Censorship Alert! Academic Study Shows Sina Weibo's Human Censors Are Pretty Darn Fast

If you wanted to learn more about Sina Weibo's censorship patterns, today is your lucky day. A group of computer scientists from Bowdoin College, Rice College, and the University of New Mexico have, along with an independent researcher, released the results of an academic study of Sina Weibo's censorship practices. The study, which we came across via MIT Technology Review, used "architecture [that could] detect post deletions within one minute of the deletion event," giving the researchers perhaps the most precise look yet into how quickly Sina's content team takes down sensitive Weibo posts. The results? Sina is pretty darn fast:

We found that deletions happen most heavily in the first hour after a post has been submitted. Focusing on original posts, not reposts/retweets, we observed that nearly 30% of the total deletion events occur within 5-30 minutes. Nearly 90% of the deletions happen within the first 24 hours.
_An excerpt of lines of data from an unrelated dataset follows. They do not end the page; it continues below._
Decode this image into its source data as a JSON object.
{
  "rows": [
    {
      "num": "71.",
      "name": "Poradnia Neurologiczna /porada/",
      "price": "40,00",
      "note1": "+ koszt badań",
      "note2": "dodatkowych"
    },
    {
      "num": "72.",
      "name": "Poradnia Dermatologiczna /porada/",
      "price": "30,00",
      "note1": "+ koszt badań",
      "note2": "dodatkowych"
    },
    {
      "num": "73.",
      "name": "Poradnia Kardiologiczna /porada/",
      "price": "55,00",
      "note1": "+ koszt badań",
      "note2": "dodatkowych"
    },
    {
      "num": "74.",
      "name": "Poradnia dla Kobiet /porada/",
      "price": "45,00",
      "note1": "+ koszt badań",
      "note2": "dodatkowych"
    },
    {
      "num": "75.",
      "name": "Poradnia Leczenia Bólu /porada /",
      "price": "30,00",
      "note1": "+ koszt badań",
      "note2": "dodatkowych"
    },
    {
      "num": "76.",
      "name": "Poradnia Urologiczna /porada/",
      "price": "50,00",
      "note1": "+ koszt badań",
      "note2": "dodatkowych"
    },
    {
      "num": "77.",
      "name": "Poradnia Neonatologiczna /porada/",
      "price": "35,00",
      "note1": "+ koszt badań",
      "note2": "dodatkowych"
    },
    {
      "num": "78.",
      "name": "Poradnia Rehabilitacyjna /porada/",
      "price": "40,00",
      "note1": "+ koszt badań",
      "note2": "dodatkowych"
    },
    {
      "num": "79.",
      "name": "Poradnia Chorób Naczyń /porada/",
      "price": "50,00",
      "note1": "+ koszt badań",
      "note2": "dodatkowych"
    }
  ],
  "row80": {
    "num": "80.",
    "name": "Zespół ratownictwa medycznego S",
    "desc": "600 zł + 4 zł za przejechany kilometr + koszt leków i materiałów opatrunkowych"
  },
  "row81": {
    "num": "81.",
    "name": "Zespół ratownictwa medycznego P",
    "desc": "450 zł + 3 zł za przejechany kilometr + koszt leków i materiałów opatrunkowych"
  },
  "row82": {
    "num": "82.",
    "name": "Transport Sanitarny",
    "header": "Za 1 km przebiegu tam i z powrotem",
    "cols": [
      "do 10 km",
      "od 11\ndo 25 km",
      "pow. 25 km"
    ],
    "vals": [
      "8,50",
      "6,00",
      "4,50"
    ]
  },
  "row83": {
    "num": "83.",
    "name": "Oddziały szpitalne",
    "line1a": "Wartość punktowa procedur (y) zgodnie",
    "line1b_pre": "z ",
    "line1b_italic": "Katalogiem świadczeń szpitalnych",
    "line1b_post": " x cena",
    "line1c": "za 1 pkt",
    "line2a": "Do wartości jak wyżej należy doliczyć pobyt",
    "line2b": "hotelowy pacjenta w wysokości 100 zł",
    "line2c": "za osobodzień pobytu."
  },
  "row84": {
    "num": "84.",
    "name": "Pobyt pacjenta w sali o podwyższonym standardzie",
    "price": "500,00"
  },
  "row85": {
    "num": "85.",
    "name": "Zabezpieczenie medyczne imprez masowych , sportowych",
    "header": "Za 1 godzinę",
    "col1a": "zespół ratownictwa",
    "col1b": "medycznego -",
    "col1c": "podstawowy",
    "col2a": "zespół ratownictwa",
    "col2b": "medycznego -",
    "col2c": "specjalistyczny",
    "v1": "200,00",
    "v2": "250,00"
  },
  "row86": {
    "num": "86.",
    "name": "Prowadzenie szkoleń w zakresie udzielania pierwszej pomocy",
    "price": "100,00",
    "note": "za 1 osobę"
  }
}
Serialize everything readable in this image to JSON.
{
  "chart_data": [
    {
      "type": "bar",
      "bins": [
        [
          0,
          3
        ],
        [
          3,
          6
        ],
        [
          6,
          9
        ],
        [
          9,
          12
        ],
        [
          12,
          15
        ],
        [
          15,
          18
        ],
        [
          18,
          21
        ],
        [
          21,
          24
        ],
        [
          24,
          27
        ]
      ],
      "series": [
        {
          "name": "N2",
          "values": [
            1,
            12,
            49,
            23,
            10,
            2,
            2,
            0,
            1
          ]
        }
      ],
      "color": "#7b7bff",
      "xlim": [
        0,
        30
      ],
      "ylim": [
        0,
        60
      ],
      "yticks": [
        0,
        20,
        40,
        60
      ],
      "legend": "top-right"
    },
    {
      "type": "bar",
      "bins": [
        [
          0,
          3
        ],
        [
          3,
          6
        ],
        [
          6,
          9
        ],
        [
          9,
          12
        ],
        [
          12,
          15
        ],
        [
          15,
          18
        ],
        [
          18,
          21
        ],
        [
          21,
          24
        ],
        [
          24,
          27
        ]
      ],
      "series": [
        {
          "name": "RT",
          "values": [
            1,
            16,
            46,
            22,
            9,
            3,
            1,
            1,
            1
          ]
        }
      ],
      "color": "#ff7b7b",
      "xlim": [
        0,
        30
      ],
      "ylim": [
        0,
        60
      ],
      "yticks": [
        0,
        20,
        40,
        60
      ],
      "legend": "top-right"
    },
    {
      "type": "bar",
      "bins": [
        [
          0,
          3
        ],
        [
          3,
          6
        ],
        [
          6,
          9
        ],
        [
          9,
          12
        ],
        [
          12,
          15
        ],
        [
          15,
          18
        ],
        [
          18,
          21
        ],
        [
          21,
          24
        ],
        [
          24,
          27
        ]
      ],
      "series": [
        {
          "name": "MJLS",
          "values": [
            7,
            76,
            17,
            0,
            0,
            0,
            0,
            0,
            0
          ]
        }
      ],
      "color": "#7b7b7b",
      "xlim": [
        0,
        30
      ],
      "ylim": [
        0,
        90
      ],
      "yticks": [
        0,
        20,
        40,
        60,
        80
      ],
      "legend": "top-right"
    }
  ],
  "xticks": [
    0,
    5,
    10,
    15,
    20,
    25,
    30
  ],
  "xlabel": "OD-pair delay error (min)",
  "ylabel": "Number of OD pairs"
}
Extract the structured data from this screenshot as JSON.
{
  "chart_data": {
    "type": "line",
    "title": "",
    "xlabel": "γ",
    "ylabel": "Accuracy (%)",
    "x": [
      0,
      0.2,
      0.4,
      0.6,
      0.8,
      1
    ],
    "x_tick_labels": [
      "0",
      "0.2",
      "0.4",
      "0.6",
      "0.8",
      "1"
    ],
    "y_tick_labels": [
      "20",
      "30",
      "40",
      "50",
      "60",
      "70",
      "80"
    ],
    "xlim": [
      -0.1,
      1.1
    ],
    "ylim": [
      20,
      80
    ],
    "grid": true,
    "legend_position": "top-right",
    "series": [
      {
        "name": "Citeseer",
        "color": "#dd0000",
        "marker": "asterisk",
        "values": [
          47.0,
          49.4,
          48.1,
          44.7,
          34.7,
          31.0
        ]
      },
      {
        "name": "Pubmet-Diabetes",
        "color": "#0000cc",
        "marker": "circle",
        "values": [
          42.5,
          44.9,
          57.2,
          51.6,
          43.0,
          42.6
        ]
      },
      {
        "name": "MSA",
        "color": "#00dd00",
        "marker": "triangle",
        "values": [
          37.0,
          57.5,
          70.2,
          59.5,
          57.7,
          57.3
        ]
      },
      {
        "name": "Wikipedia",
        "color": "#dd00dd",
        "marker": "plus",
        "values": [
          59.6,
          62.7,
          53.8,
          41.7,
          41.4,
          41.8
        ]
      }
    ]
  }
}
So Sina's censors are pretty fast. But what, exactly, are they deleting? Researchers used a variety of analytical tools to look at what content was most quickly deleted, and found that:

The topics where mass removal happens the fastest are those that combine events that are hot topics in Weibo as a whole (e.g., the Beijing rainstorms or a sex scandal) with themes common to sensitive posts (e.g., Beijing, government, China, and policeman).

Researchers also found that, unsurprisingly, users with more total deleted posts tended to get their posts deleted more quickly than other users, suggesting that Sina's content team was watching their accounts more carefully. The following chart from the study shows the downward trend in post lifetime as a user's number of total deleted posts increases:

Of course, it's not all humans doing the deleting. In fact, by the study's estimations, for an all-human team to censor Weibo, 4,200 team members would be required, assuming each team member could read at the blazing rate of 50 posts per minute. The study points out that as a result of that, weibo's censorship system has become an incredibly complex system, employing both human and software censors, employing multiple blocked keyword lists that trigger different censorship responses, search filtration systems, and more. (Of course, none of that should come as much of a surprise to longtime weibo users, who have likely experienced many of the different types of censorship on Sina Weibo firsthand).

If you're really interested in Weibo censorship, the full paper is worth a read, and although it's a bit dry and quite technical in places, the good news is that it's only ten pages long.